Mais drones contra terroristas… e civis inocentes.

Breve, muito mais drones entrarão em ação no Paquistão, Iêmen, Afeganistão, Somália e mais algumas outras nações.

O Wall Street Journal (de 17 de agosto) publicou informação de oficiais americanos de alto nível de que o Pentágono vai incrementar o número de vôos diários de drones em cerca de 50%.

O programa de lançamento dessa arma contra terroristas foi iniciado pelo ex-presidente George Bush e bastante ampliado por seu sucessor, Barack Obama, que também adicionou mais países à lista dos alvos visados.

Para os EUA, os drones são uma arma de guerra altamente vantajosa,  pois seus operadores estão a milhares de quilômetros de distância, livres de qualquer perigo. Não morrem americanos, portanto.

Infelizmente os drones atingem também inocentes que tiveram o azar de estar por perto das explosões.
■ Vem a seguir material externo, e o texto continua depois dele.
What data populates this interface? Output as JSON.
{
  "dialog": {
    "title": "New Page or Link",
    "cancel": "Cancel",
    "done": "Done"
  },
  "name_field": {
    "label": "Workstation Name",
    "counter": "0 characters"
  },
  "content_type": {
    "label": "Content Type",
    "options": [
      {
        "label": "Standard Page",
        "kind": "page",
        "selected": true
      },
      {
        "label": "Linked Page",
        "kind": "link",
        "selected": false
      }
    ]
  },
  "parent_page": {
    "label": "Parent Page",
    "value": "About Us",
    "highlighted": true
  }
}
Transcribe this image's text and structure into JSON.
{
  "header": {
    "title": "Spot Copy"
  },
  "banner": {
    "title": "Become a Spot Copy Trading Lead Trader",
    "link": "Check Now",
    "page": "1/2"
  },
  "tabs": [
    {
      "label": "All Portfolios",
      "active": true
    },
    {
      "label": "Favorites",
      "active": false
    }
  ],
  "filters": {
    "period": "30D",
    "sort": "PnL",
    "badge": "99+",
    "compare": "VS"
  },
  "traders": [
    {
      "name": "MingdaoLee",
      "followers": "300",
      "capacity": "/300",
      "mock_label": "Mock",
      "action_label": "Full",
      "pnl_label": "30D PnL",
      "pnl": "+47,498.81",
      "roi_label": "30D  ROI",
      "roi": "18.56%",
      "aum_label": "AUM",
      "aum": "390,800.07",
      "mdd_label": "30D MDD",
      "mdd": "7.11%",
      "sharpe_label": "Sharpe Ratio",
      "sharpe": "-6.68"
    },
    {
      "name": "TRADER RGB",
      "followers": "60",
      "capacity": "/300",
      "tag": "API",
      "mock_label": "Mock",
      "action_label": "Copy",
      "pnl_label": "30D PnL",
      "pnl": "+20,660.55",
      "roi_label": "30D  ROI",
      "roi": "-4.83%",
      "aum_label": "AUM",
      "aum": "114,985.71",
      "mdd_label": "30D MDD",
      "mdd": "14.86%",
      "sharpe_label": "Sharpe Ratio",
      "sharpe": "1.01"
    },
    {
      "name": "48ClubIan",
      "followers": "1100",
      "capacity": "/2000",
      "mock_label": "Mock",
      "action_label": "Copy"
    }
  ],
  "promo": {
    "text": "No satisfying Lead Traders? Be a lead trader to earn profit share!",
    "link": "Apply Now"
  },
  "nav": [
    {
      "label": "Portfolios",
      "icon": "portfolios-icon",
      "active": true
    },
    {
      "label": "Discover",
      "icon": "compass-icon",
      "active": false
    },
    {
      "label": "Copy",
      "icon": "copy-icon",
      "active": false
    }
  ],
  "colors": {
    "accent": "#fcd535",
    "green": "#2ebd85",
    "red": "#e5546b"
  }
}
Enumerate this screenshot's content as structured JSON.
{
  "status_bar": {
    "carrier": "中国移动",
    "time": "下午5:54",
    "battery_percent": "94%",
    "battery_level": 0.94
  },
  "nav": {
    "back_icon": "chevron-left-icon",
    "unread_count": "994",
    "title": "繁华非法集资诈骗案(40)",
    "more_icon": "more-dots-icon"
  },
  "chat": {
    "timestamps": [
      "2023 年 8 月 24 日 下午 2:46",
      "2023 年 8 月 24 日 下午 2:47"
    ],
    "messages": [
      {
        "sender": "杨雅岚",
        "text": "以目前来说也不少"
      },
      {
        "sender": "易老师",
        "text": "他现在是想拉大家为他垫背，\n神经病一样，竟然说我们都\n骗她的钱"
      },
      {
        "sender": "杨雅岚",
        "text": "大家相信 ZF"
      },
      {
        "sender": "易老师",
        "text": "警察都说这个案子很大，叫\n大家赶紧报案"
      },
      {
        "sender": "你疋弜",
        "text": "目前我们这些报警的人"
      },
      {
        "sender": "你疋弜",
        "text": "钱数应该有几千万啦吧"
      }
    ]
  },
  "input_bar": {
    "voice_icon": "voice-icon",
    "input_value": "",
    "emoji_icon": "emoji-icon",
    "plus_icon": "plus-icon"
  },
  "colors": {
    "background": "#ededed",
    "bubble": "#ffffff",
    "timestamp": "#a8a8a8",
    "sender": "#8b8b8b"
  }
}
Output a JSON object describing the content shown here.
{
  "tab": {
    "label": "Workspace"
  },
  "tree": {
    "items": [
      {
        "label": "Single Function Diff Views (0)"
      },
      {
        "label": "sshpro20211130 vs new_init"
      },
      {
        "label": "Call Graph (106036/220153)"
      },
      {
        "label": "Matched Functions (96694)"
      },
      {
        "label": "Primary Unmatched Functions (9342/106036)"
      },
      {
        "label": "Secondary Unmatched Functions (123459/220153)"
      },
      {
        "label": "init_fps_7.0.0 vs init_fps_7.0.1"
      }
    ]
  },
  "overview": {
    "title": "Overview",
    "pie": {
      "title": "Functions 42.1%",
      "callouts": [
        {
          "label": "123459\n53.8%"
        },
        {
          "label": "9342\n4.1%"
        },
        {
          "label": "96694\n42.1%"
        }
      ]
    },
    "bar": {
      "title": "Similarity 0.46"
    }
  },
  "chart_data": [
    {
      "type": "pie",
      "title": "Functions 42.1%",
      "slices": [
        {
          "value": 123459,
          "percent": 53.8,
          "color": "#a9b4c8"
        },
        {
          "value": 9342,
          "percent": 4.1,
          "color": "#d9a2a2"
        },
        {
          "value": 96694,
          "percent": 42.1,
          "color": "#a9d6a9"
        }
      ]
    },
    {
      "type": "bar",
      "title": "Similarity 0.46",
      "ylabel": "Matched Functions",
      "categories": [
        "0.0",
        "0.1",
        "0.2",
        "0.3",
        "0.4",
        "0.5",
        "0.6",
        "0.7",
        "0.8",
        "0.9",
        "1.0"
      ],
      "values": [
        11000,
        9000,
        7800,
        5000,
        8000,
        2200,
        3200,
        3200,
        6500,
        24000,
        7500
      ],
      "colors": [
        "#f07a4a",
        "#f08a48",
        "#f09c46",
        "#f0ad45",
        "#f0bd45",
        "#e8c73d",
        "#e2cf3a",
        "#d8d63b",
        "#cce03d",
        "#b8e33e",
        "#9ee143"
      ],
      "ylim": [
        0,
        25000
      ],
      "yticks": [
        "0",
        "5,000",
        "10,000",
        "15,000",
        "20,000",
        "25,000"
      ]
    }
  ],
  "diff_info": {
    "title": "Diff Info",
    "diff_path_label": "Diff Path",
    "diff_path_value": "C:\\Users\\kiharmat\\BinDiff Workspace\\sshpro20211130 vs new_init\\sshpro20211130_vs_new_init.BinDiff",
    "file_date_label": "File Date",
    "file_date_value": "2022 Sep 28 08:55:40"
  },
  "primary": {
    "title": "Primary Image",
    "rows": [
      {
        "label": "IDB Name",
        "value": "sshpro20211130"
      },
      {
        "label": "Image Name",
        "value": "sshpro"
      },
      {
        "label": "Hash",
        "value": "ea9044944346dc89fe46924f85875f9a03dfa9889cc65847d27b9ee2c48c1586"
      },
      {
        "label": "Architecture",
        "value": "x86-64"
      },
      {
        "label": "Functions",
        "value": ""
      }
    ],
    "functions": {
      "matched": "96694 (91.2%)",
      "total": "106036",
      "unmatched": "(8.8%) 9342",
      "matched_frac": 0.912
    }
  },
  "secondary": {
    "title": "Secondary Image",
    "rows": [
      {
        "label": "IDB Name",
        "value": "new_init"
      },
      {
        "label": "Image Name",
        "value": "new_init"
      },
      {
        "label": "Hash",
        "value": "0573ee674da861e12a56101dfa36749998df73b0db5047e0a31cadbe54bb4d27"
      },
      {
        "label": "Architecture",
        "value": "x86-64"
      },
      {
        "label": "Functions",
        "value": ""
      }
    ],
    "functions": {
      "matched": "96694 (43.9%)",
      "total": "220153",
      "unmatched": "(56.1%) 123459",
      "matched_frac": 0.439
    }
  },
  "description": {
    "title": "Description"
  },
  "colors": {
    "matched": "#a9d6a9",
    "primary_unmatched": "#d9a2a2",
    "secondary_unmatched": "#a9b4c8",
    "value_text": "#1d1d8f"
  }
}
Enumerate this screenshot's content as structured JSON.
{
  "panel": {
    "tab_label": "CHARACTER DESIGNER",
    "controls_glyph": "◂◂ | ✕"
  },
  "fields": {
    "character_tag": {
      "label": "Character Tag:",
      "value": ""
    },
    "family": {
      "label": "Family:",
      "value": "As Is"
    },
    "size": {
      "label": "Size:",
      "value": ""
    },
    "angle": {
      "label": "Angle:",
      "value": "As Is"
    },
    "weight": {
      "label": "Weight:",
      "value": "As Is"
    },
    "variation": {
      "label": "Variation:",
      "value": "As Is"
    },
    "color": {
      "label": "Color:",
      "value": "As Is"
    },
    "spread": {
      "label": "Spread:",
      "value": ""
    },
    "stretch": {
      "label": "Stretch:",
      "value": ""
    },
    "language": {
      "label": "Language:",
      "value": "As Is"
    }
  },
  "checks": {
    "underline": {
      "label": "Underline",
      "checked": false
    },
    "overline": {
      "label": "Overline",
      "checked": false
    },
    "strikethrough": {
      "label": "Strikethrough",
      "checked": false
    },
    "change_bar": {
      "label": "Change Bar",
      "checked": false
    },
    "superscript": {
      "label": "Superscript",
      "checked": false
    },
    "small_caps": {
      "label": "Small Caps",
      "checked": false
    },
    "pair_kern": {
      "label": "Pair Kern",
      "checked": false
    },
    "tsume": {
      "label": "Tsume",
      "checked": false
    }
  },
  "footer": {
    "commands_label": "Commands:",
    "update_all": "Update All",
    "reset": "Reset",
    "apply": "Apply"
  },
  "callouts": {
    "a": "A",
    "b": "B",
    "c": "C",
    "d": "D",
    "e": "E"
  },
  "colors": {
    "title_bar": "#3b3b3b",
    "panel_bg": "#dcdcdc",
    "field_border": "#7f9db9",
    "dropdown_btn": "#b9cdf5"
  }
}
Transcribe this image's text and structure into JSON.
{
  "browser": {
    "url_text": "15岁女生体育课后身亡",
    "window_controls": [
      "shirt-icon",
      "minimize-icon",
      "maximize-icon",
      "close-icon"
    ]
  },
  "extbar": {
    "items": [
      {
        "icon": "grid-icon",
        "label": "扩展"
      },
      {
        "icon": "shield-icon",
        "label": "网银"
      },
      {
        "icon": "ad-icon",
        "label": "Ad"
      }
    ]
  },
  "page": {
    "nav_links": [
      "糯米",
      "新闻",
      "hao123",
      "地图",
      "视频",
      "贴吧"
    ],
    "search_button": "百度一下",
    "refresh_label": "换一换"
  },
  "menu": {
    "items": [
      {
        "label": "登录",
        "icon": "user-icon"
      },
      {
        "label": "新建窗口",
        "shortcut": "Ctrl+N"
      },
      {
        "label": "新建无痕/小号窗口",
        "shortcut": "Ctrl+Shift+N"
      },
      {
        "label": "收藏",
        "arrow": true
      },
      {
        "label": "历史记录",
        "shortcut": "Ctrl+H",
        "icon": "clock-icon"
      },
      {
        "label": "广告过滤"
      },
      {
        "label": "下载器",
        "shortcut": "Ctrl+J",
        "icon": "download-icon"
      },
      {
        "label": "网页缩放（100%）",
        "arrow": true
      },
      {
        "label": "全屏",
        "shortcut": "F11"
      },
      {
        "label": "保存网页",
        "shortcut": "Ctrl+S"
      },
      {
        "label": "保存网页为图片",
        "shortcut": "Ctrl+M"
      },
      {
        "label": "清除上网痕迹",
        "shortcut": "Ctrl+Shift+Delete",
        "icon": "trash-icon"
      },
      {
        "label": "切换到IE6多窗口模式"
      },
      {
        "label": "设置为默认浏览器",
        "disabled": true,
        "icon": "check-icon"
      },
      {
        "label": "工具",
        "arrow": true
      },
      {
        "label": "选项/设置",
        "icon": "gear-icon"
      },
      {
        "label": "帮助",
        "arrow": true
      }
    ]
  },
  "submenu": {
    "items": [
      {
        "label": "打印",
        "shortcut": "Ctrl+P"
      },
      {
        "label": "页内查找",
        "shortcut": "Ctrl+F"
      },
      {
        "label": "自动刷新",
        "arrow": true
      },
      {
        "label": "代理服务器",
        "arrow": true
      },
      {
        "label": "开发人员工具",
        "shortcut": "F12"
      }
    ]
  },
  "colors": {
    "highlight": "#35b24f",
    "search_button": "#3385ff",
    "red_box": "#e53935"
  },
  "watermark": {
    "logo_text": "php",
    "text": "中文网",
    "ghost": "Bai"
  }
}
Uma investigação da organização humanitária Reprieve revelou que somente no Paquistão já foram mortos por engano 674 civis inocentes. No Iêmen, onde os drones começaram a serem lançados mais recentemente, eles já mataram 273 civis inocentes, sendo sete crianças.

De acordo com a última pesquisa do Birô de Jornalismo Investigativo, desde 2002, os drones atacaram 620 vezes no Paquistão, Iêmen, Afeganistão e Somália, matando mais de 5.460 pessoas, das quais  1.100 eram civis.

Os números cresceram em 2012, quando o presidente Obama autorizou os chamados signature strikes (ataques por assinatura) contra pessoas identificadas pela CIA como terroristas, especialmente por levarem armas. Critério altamente discutível, pois portar armas é um hábito comum entre os homens iemenitas das comunidades rurais.

Para muitos analistas, essas mortes de civis tem estimulado o recrutamento pela al Qaeda e similares de jovens indignados.

Com o que concorda o general McChrystal, ex-comandante das forças dos EUA no Afeganistão: “O uso de drones é uma tomada de decisão desastrosa. Quando você mata pessoas que não são inimigas, você simplesmente cria mais inimigos.”